B] It is disheartening to go through a thorough interview process at a big corporation only to be informed that they have found a better candidate after reviewing your references. When the hiring manager has already expressed positive reviews, this experience can be devastating. This situation raises questions about how companies handle their hiring processes, including their decision-making strategies.

Similarly, the observation that OpenAI is not recruiting for product managers (PMs) despite reaching Series F in its funding raises curiosity about their strategic reasoning behind this hiring approach. It is intriguing to explore why a company at such a stage of funding would choose not to prioritize recruiting for certain key roles like PMs. This situation prompts further inquiry into the decision-making processes and priorities of companies, shedding light on the complexities of hiring practices in different organizations.

– Bobby Duncan

C] There’s an increasing demand for Principal Product Manager roles, targeting individual contributors (ICs) with over a decade of experience. The trend of managing oversized organizations with mid-level PMs seems to be declining. Businesses are seeking seasoned builders who are hands-on and have a proven passion for technology, rather than those who pursue opportunities solely based on an MBA. It appears we’re shifting back to a standard where the ‘nerds’ and ‘geeks’ are the fundamental value creators.

This shift in focus is evident in the job market, with more companies looking for individuals who have a deep understanding of the technical aspects of their products. The emphasis is now on finding product managers who can not only lead a team but also roll up their sleeves and get their hands dirty when needed. This return to valuing technical expertise is a refreshing change from the previous trend of prioritizing managerial skills over technical know-how. As the industry continues to evolve, it will be interesting to see how this shift towards technical proficiency shapes the future of project management.

– Kane Morgan


Top Learning Resources

In Andrew Skotzko’s article, “How to know if you’re interviewing at a strong product company,” he addresses the growing concern among product professionals about finding a work environment conducive to building strong products.

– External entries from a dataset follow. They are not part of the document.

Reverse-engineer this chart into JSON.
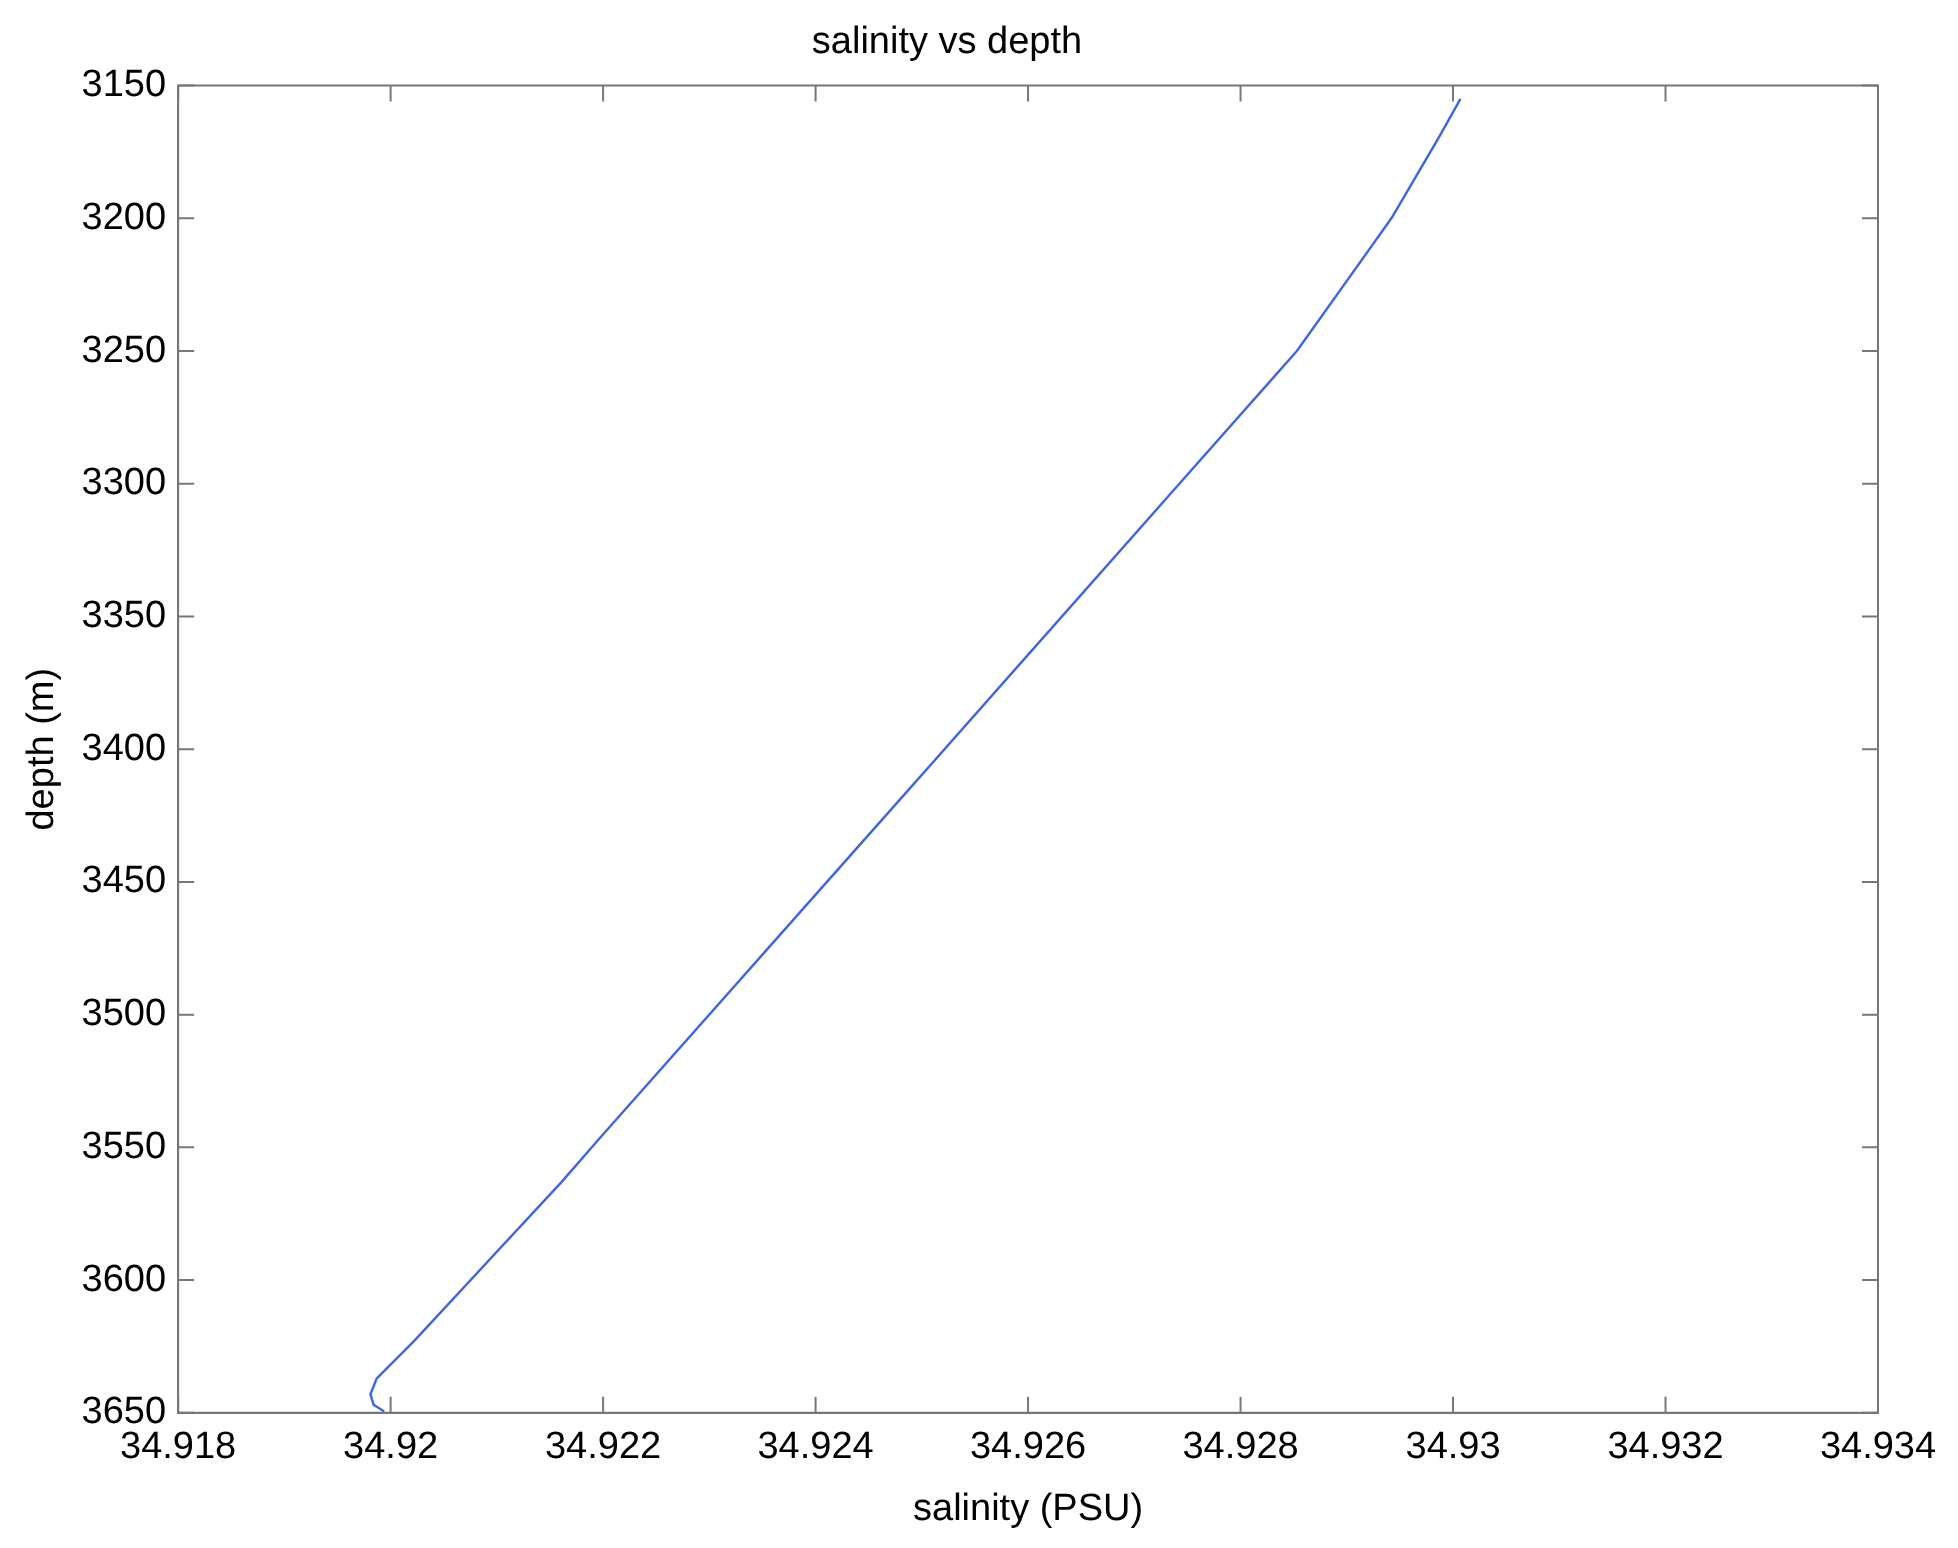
{
  "chart_data": {
    "type": "line",
    "title": "salinity vs depth",
    "xlabel": "salinity (PSU)",
    "ylabel": "depth (m)",
    "xlim": [
      34.918,
      34.934
    ],
    "xticks": [
      34.918,
      34.92,
      34.922,
      34.924,
      34.926,
      34.928,
      34.93,
      34.932,
      34.934
    ],
    "ylim": [
      3650,
      3150
    ],
    "yticks": [
      3150,
      3200,
      3250,
      3300,
      3350,
      3400,
      3450,
      3500,
      3550,
      3600,
      3650
    ],
    "grid": false,
    "legend": false,
    "marker": "none",
    "line_style": "solid",
    "series": [
      {
        "color": "#3d66e0",
        "x": [
          34.93007,
          34.92986,
          34.92942,
          34.92853,
          34.92738,
          34.92486,
          34.92198,
          34.92161,
          34.92022,
          34.91987,
          34.91981,
          34.91984,
          34.91994
        ],
        "values": [
          3155,
          3170,
          3200,
          3250,
          3302,
          3416,
          3546,
          3563,
          3623,
          3637,
          3643,
          3647,
          3649.5
        ]
      }
    ]
  }
}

Skotzko emphasizes the importance of evaluating a company’s product culture during the interview process and avoiding the common pitfall of joining a company where good product work occurs in spite of dominant practices and culture, not because of them.

The Transition: Layering Sales Onto A Bottom-Up Self-Serve Product

In this comprehensive guide by Pete Kazanjy, founder of Atrium and author of “Founding Sales,” the focus is on strategically transitioning to integrate sales into a bottom-up, self-serve SaaS product. Kazanjy highlights the trend among successful bottom-up B2B companies, like Zoom and Slack, in eventually incorporating a sales team to boost revenue growth. He warns against delaying the addition of sales, citing missed opportunities seen in cases like Dropbox, where competitors with sales-assisted motions gained an advantage in lucrative enterprise segments.

Miro’s Product Alignment Approach

Miro’s Product Alignment Approach, introduced by Farbod Saraf, is a structured methodology designed to navigate the challenges of scaling product development in rapidly growing companies. At the core of this approach is the Product Alignment Document (PAD), a comprehensive artifact that evolves through different stages, namely Opportunity/Problem Framing, Solution Framing, and Post-launch Recap. In the Opportunity/Problem Framing stage, teams explore potential opportunities or existing problems without committing to specific solutions, emphasizing a high-level, open-minded approach.